Using Abstraction for Interpretable Robot Programs in Stochastic Domains
Till Hofmann, Vaishak Belle

TL;DR
This paper introduces an abstraction-based approach to simplify the interpretation of robot programs operating in stochastic environments by mapping high-level deterministic models to detailed stochastic models, enhancing understandability.
Contribution
It proposes a method to use high-level nonstochastic models as abstractions for complex stochastic robot programs, reducing complexity and improving interpretability.
Findings
Simplified robot programs with fewer loops and belief operators.
Shorter and clearer action traces in the high-level models.

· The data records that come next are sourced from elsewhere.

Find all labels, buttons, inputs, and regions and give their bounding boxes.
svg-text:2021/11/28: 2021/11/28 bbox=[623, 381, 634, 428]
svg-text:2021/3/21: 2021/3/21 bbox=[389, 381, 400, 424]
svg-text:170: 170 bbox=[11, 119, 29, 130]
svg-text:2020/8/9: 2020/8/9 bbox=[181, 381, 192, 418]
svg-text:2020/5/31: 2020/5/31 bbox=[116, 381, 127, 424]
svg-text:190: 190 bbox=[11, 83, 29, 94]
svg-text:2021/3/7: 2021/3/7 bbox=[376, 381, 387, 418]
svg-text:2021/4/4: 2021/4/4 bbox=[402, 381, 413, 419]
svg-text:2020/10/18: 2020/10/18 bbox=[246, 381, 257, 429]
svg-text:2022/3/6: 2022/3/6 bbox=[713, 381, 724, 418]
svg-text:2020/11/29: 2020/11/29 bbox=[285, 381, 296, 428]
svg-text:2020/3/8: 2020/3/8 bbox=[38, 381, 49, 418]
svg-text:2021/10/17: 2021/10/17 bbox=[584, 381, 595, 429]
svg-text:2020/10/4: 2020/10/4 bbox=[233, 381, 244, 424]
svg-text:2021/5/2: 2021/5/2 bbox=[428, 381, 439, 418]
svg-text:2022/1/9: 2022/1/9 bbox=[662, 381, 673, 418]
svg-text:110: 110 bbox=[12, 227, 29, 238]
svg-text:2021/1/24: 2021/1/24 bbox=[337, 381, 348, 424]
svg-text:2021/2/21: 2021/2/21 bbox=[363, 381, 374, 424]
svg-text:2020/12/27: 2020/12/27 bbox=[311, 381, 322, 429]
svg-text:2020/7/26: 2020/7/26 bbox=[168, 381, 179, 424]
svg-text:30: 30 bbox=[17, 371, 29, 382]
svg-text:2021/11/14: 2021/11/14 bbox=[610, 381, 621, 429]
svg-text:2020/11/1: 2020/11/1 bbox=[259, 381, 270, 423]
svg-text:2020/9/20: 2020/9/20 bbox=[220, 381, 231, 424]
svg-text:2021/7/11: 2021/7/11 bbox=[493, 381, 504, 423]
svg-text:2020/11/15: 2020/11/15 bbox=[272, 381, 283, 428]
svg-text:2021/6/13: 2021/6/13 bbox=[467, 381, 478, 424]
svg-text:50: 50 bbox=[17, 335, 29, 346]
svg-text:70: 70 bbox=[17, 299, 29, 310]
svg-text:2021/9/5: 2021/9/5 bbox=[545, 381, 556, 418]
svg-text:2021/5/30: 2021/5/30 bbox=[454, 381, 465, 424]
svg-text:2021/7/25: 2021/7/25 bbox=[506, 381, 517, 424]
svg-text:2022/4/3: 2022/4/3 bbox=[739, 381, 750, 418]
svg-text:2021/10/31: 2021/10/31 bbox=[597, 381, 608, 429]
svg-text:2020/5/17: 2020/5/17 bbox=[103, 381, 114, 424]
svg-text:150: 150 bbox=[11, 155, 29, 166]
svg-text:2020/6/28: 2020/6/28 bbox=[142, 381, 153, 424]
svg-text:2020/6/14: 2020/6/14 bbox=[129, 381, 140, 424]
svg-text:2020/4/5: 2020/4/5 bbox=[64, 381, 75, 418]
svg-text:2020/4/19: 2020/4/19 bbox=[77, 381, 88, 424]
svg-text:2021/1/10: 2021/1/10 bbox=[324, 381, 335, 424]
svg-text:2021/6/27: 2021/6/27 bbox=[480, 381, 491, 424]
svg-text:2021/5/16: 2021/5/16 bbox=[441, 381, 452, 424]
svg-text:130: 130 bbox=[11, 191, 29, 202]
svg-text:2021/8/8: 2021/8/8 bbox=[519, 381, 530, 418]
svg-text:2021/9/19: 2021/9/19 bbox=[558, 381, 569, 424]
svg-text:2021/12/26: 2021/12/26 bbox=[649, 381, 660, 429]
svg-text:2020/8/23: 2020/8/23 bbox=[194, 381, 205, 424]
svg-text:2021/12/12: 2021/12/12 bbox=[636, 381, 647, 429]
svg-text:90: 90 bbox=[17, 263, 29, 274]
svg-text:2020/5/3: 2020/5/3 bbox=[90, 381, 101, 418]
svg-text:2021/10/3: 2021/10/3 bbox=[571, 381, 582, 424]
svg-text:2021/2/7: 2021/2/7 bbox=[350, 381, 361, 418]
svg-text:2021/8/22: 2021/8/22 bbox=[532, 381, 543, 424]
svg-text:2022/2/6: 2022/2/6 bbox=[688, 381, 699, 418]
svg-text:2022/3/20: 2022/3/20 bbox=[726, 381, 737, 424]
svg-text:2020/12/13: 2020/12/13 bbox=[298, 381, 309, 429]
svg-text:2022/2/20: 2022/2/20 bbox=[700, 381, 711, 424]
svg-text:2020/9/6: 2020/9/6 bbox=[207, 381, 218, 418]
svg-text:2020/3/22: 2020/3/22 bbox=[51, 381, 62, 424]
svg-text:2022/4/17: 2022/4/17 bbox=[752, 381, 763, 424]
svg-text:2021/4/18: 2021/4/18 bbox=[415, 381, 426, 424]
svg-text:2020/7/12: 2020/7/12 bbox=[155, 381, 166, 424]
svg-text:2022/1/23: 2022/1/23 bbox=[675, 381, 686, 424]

Enhanced understandability of stochastic robot behaviors.
Abstract
A robot's actions are inherently stochastic, as its sensors are noisy and its actions do not always have the intended effects. For this reason, the agent language Golog has been extended to models with degrees of belief and stochastic actions. While this allows more precise robot models, the resulting programs are much harder to comprehend, because they need to deal with the noise, e.g., by looping until some desired state has been reached with certainty, and because the resulting action traces consist of a large number of actions cluttered with sensor noise. To alleviate these issues, we propose to use abstraction. We define a high-level and nonstochastic model of the robot and then map the high-level model into the lower-level stochastic model. The resulting programs are much easier to understand, often do not require belief operators or loops, and produce much shorter action traces.